Enter the Internet. On the positive side, it liberates the creativity of thousands of people and provides a huge diversity of information. On the negative side, how do you know what's more likely to be true, whether you are a reader or a blogger?
This is, by the way, the kind of thing they are supposed to teach you in graduate school: how to evaluate sources, how to provide a scholarly balance, how to make it clear when you're unsure about something, how to throw out really good stuff that you doubt is accurate, and how not to say something is fact just because it agrees with your analysis or political preferences.
Alas, a lot of these skills or ethical principles have been tossed out the window and thrown under the bus. Large numbers of academics and journalists now believe there is no such thing as truth (or at least the most accurate possible representation of it possible) and that people should be told what's good for them rather than what's accurate.
For them, the purpose of universities is not to pursue truth and beauty but to "fight the man," wage revolution, or bring in the new Politically Correct, culturally diverse, post-national utopia.

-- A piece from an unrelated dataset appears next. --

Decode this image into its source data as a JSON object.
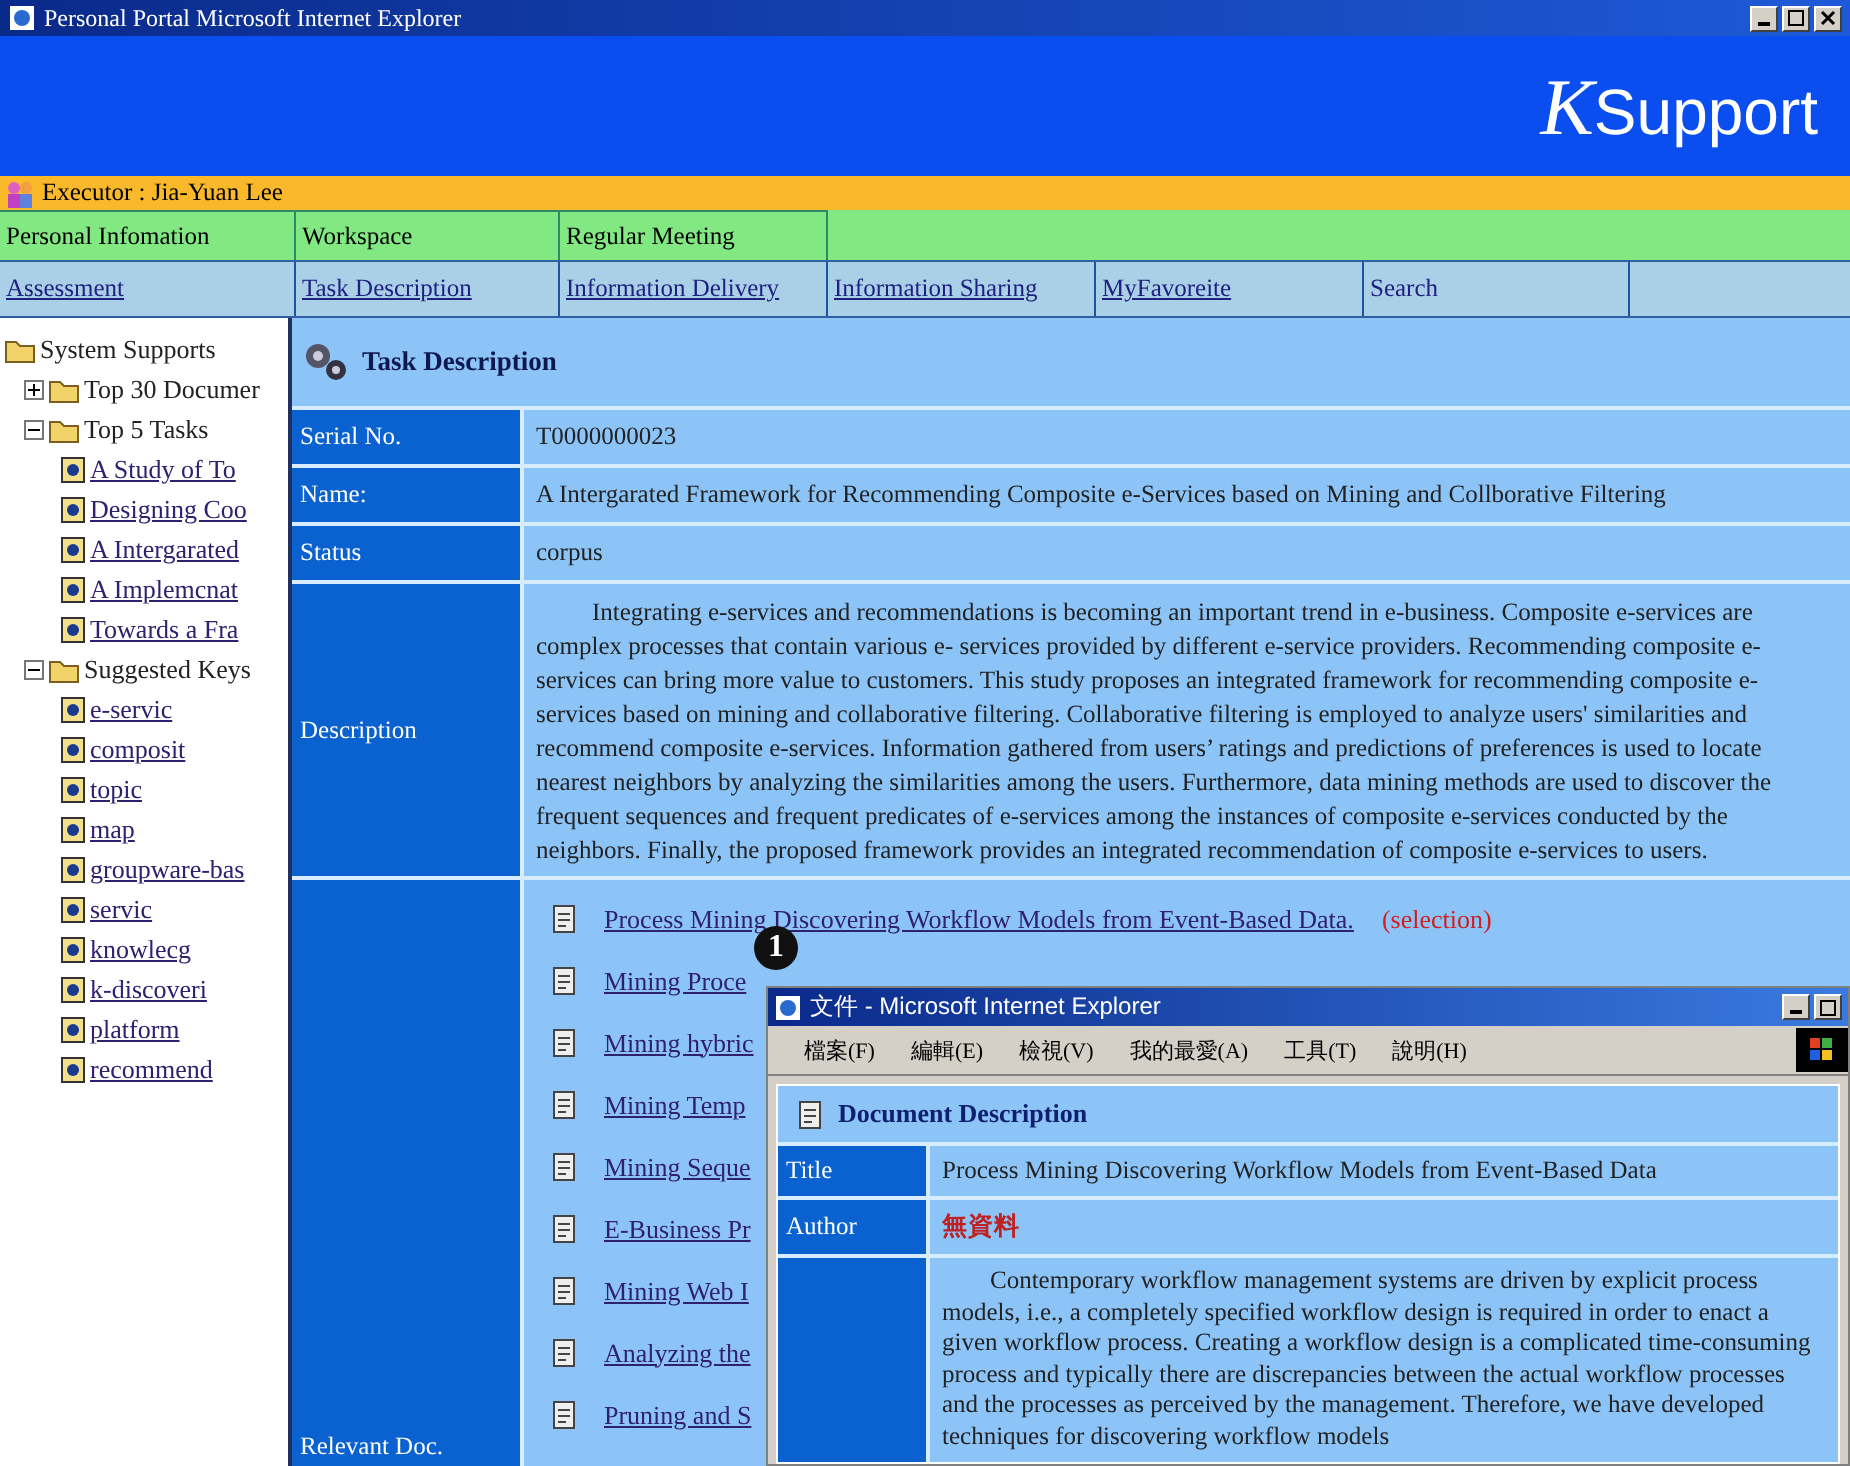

Here's a good example of a very bad example.
A propagandist is not someone who merely has a point of view but rather someone who slants the facts to fit it that point of view rather than taking account of them by either explaining how they fit into the picture or modifying one's viewpoint. In short, they try to make all aspects of reality line up like a magnetic field. Naturally, this kind of simple explanation suits many people.

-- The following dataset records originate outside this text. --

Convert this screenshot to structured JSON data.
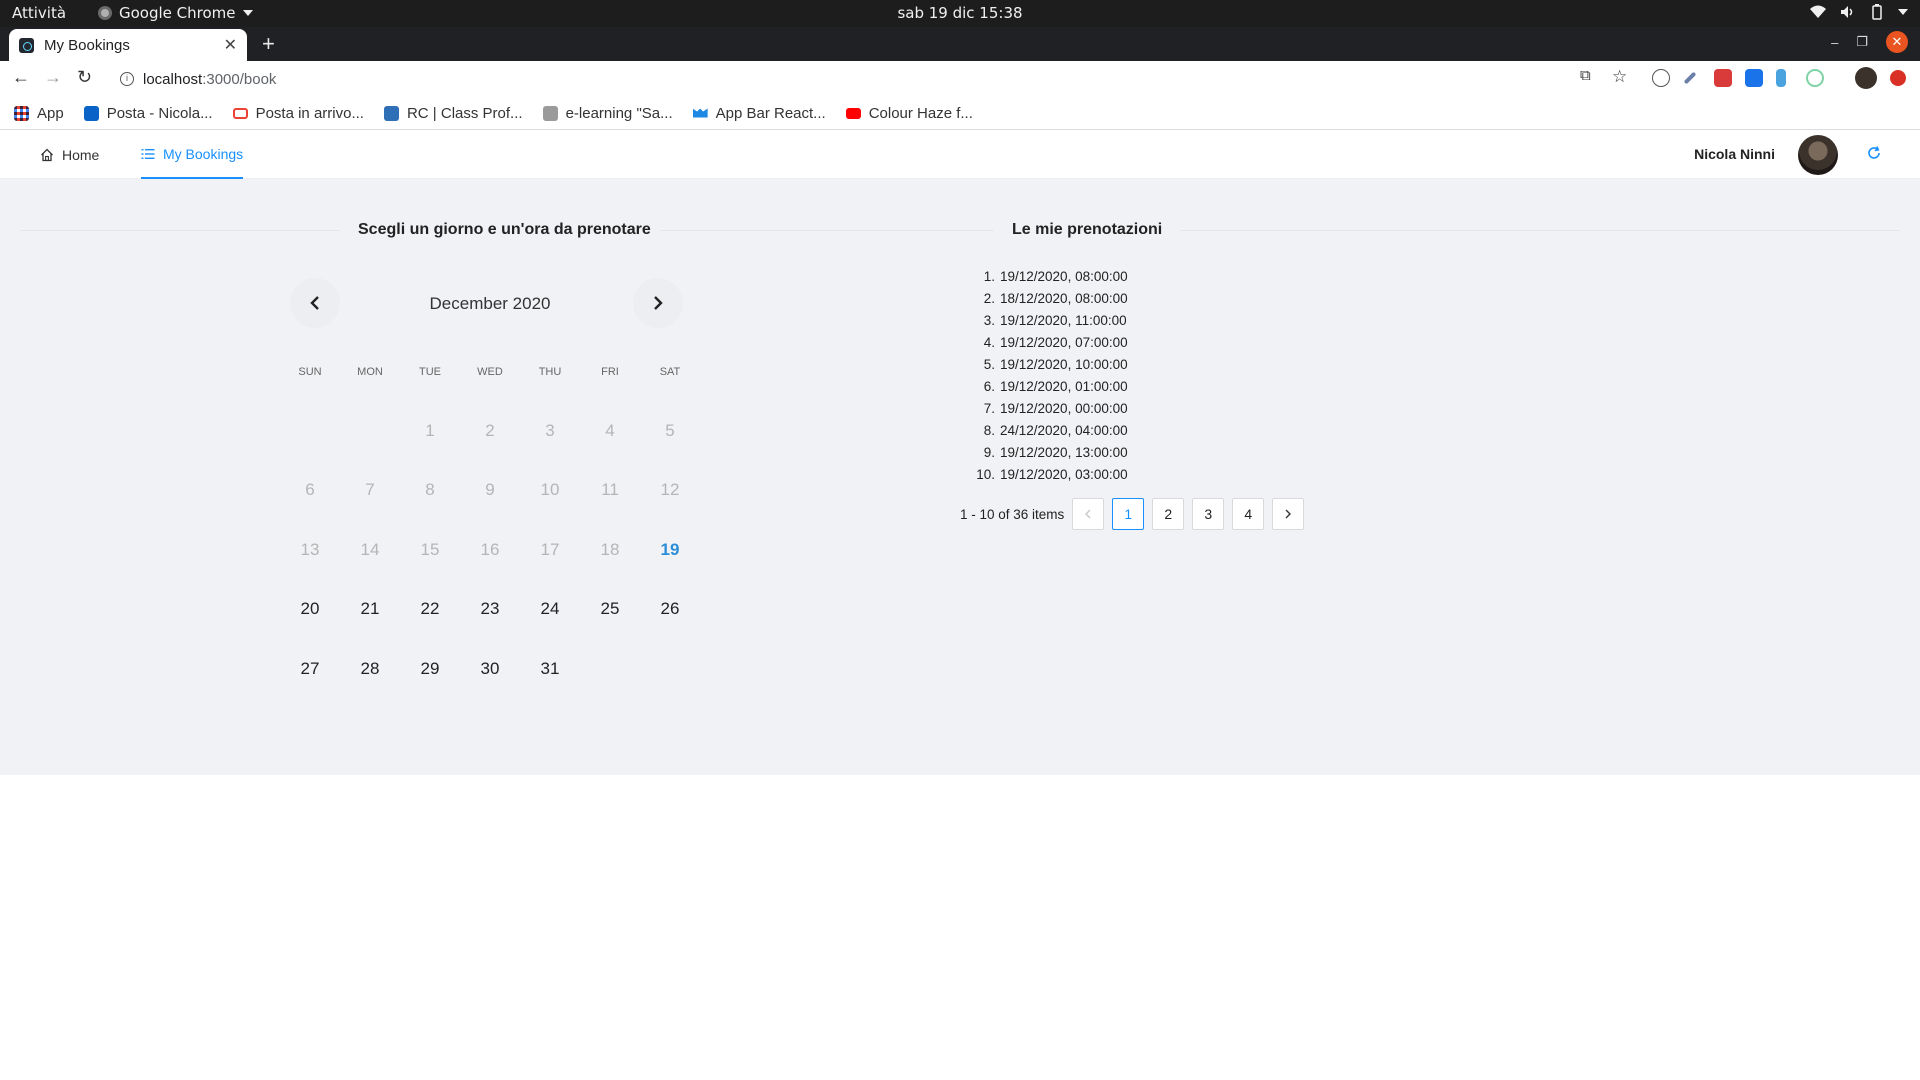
{
  "os": {
    "activities": "Attività",
    "app_name": "Google Chrome",
    "clock": "sab 19 dic  15:38"
  },
  "browser": {
    "tab_title": "My Bookings",
    "url_host": "localhost",
    "url_path": ":3000/book",
    "bookmarks": [
      {
        "label": "App",
        "icon": "apps-grid-icon",
        "color": "#4285f4"
      },
      {
        "label": "Posta - Nicola...",
        "icon": "outlook-icon",
        "color": "#0a64c8"
      },
      {
        "label": "Posta in arrivo...",
        "icon": "gmail-icon",
        "color": "#ea4335"
      },
      {
        "label": "RC | Class Prof...",
        "icon": "p-icon",
        "color": "#2f6fb5"
      },
      {
        "label": "e-learning \"Sa...",
        "icon": "school-icon",
        "color": "#8a8a8a"
      },
      {
        "label": "App Bar React...",
        "icon": "mui-icon",
        "color": "#1e88e5"
      },
      {
        "label": "Colour Haze f...",
        "icon": "youtube-icon",
        "color": "#ff0000"
      }
    ]
  },
  "nav": {
    "items": [
      {
        "label": "Home",
        "icon": "home-icon",
        "active": false
      },
      {
        "label": "My Bookings",
        "icon": "list-icon",
        "active": true
      }
    ],
    "user_name": "Nicola Ninni",
    "accent": "#1890ff"
  },
  "calendar": {
    "section_title": "Scegli un giorno e un'ora da prenotare",
    "month": "December 2020",
    "weekdays": [
      "SUN",
      "MON",
      "TUE",
      "WED",
      "THU",
      "FRI",
      "SAT"
    ],
    "leading_blanks": 2,
    "days": [
      {
        "n": "1",
        "state": "disabled"
      },
      {
        "n": "2",
        "state": "disabled"
      },
      {
        "n": "3",
        "state": "disabled"
      },
      {
        "n": "4",
        "state": "disabled"
      },
      {
        "n": "5",
        "state": "disabled"
      },
      {
        "n": "6",
        "state": "disabled"
      },
      {
        "n": "7",
        "state": "disabled"
      },
      {
        "n": "8",
        "state": "disabled"
      },
      {
        "n": "9",
        "state": "disabled"
      },
      {
        "n": "10",
        "state": "disabled"
      },
      {
        "n": "11",
        "state": "disabled"
      },
      {
        "n": "12",
        "state": "disabled"
      },
      {
        "n": "13",
        "state": "disabled"
      },
      {
        "n": "14",
        "state": "disabled"
      },
      {
        "n": "15",
        "state": "disabled"
      },
      {
        "n": "16",
        "state": "disabled"
      },
      {
        "n": "17",
        "state": "disabled"
      },
      {
        "n": "18",
        "state": "disabled"
      },
      {
        "n": "19",
        "state": "today"
      },
      {
        "n": "20",
        "state": "enabled"
      },
      {
        "n": "21",
        "state": "enabled"
      },
      {
        "n": "22",
        "state": "enabled"
      },
      {
        "n": "23",
        "state": "enabled"
      },
      {
        "n": "24",
        "state": "enabled"
      },
      {
        "n": "25",
        "state": "enabled"
      },
      {
        "n": "26",
        "state": "enabled"
      },
      {
        "n": "27",
        "state": "enabled"
      },
      {
        "n": "28",
        "state": "enabled"
      },
      {
        "n": "29",
        "state": "enabled"
      },
      {
        "n": "30",
        "state": "enabled"
      },
      {
        "n": "31",
        "state": "enabled"
      }
    ],
    "today_color": "#2d8ed8"
  },
  "bookings": {
    "section_title": "Le mie prenotazioni",
    "items": [
      {
        "num": "1.",
        "when": "19/12/2020, 08:00:00"
      },
      {
        "num": "2.",
        "when": "18/12/2020, 08:00:00"
      },
      {
        "num": "3.",
        "when": "19/12/2020, 11:00:00"
      },
      {
        "num": "4.",
        "when": "19/12/2020, 07:00:00"
      },
      {
        "num": "5.",
        "when": "19/12/2020, 10:00:00"
      },
      {
        "num": "6.",
        "when": "19/12/2020, 01:00:00"
      },
      {
        "num": "7.",
        "when": "19/12/2020, 00:00:00"
      },
      {
        "num": "8.",
        "when": "24/12/2020, 04:00:00"
      },
      {
        "num": "9.",
        "when": "19/12/2020, 13:00:00"
      },
      {
        "num": "10.",
        "when": "19/12/2020, 03:00:00"
      }
    ],
    "pagination": {
      "total_text": "1 - 10 of 36 items",
      "pages": [
        "1",
        "2",
        "3",
        "4"
      ],
      "current": "1"
    }
  }
}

One aspect of this is to define who are the "good guys" and the "bad guys" and then assume that all their actions fall into these categories. This reverses the logical process. For example, many assume Israel is a bad guy. Bad guys do bad things. Bad guys commit war crimes. Therefore, Israel commits war crimes. Evidence becomes irrelevant.
Obviously, this process can be the same if one identifies Iran as the bad guy. Yet that country and its regime must be analyzed, especially because there are many choices for the government to make. There are also different factions which differ in strategy and tactics. And even then, the choices available may be the exact opposites.
For example, given the U.S. withdrawal from Iraq what will Iran's regime do? It could: A. Try to keep things quiet in Iraq thus encouraging the United State sto speed up its withdrawal or B. Heat up the violence to "show" that the United States is running away in defeat.
Even more important is to look at the interests which underlay actions. For instance, can Syria be split away from Iran? No one is qualified to discuss this issue unless they first take into account the interests of the Syrian regime and the benefits it would derive from either maintaining or abandoning the alliance. I happen to believe that the benefits of keeping the alliance far outweigh the advantages of breaking it, and note that the former are virtually never discussed in analyses assuming that the latter is obviously preferable.